The drop in the price of Brent oil from US$115 a bbl in June 2014 to US$65 a bbl in May 2015 represented an important development for the Russian economy. As over 50% of the Russian federal budget is founded upon the energy industry, low oil prices have weakened the currency and reduced the country’s revenues.

The 2014 federal budget was calculated with US$93-a-bbl oil prices in mind, while 2015 counted on about US$95 a bbl. Due to the mix of sanctions and cheap oil, the economy is expected to contract by at least 3% in 2015. Furthermore, Russian banks and companies have a total external debt of nearly US$660 billion and have to raise US$105 billion to repay their creditors in 2015 alone. Without access to Western capital markets due to sanctions, this puts additional strain on the economy.

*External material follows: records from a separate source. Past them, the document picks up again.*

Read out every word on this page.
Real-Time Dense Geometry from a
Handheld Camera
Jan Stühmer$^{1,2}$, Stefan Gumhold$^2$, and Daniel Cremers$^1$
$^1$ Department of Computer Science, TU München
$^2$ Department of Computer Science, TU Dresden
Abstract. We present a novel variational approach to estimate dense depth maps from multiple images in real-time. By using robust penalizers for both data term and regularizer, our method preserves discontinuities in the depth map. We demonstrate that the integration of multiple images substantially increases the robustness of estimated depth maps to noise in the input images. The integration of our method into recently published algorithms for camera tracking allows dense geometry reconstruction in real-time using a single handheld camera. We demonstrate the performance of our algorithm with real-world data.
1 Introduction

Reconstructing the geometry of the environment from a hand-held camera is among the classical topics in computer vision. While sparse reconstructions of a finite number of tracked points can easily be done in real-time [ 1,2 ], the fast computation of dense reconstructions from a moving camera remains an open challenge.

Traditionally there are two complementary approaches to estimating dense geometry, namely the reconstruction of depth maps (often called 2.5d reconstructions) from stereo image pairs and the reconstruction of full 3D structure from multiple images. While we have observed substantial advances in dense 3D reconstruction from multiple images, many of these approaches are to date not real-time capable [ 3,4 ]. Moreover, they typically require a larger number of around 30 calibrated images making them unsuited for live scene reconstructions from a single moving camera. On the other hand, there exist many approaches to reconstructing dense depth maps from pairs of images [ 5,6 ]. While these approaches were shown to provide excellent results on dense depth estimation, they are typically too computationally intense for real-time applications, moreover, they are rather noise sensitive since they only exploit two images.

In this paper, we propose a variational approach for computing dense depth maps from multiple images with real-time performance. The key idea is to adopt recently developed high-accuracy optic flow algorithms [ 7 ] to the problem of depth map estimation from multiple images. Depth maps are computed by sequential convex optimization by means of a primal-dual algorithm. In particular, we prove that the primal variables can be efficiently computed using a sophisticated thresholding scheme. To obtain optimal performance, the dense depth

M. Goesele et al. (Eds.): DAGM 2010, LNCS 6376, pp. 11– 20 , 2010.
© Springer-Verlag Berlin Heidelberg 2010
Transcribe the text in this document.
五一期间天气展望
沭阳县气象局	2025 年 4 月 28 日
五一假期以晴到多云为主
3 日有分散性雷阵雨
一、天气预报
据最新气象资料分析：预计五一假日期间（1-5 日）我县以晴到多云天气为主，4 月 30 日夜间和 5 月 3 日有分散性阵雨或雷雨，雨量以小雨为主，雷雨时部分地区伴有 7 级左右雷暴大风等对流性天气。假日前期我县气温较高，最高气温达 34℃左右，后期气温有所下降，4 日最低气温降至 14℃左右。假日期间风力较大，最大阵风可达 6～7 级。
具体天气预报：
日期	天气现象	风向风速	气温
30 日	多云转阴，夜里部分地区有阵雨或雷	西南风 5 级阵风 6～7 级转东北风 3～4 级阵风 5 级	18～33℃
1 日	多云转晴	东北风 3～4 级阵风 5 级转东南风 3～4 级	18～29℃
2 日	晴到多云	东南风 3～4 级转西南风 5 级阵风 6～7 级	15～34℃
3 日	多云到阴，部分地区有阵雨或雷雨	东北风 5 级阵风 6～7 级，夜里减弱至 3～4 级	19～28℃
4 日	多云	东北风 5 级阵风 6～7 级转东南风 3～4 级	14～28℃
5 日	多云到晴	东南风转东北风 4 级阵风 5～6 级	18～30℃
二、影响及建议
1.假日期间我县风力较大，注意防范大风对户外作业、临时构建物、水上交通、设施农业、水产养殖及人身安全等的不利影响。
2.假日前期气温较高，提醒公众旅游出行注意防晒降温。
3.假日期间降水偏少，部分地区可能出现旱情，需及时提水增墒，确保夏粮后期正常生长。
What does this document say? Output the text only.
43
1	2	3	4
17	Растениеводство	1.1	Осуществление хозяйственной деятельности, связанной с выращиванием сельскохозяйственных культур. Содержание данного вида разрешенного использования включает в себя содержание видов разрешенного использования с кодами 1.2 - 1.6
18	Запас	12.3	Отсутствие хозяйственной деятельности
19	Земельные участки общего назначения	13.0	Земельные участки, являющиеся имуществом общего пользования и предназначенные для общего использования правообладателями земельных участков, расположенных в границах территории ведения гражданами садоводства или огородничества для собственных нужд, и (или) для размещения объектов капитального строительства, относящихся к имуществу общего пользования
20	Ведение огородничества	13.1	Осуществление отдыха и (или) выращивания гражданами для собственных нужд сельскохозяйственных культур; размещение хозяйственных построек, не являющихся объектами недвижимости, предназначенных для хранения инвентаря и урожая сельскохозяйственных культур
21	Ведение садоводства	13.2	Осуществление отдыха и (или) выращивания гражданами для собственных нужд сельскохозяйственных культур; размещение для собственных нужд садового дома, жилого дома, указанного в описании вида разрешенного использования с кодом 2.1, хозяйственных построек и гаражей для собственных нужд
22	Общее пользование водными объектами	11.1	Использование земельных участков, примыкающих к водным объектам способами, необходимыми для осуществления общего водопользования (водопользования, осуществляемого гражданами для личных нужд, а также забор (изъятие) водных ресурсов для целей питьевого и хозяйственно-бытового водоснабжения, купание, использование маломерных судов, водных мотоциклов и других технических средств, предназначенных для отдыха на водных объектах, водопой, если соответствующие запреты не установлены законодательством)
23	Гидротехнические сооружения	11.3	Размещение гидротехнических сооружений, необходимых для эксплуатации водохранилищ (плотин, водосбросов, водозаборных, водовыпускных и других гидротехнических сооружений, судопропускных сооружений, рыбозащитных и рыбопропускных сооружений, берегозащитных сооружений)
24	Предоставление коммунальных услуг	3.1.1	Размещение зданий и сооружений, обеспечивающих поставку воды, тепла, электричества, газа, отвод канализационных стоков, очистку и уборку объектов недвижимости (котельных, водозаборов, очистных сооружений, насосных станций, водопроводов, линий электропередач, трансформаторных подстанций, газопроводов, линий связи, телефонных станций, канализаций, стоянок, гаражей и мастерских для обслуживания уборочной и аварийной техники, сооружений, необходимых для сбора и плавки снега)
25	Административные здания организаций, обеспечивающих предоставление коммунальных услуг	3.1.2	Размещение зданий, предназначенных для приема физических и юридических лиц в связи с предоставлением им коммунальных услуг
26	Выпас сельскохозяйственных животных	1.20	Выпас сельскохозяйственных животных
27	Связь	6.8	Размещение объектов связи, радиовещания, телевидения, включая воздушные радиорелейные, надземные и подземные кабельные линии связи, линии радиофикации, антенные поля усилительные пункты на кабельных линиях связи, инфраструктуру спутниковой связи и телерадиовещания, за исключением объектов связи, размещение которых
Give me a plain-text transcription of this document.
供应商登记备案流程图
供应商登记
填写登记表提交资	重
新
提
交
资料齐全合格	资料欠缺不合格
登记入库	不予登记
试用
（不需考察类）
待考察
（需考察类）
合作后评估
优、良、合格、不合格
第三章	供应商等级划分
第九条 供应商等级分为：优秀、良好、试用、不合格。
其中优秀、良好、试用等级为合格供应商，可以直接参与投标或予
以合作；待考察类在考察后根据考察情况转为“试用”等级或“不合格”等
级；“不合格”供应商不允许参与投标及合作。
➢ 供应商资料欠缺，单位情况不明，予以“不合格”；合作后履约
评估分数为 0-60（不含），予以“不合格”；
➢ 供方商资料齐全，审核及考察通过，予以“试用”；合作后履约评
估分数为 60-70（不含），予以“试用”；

Nevertheless, the Russian economy is pretty large and even the dramatic fall in the oil price cannot cause a dramatic and immediate negative effect. The effect is likely to be felt 6-12 months down the road unless the oil price recovers. Furthermore, the Russian government is seeking to mitigate the country’s difficult economic situation by borrowing, reducing expenditures and spending money from the reserve fund built up when oil prices were higher. The state will also capitalise the banks and may increase its stake in them. In turn, the banks may buy industrial enterprises and become financial-industrial groups.

Not every sector of the Russian economy will shrink however. As with other emerging economies, lower oil prices will help manufacturing and agriculture to expand, and a weak ruble will help exporters. The Russian balance of payments will most probably stay positive, thanks also to the reduction in imports, and reserves remain quite liquid. In the long run, Russia should try to develop industries other than energy and break the ruble-oil link in order to reduce volatility. The current link results in appreciation when the oil price goes up and depreciation when it goes down, with consequent inflationary highs and deflationary lows.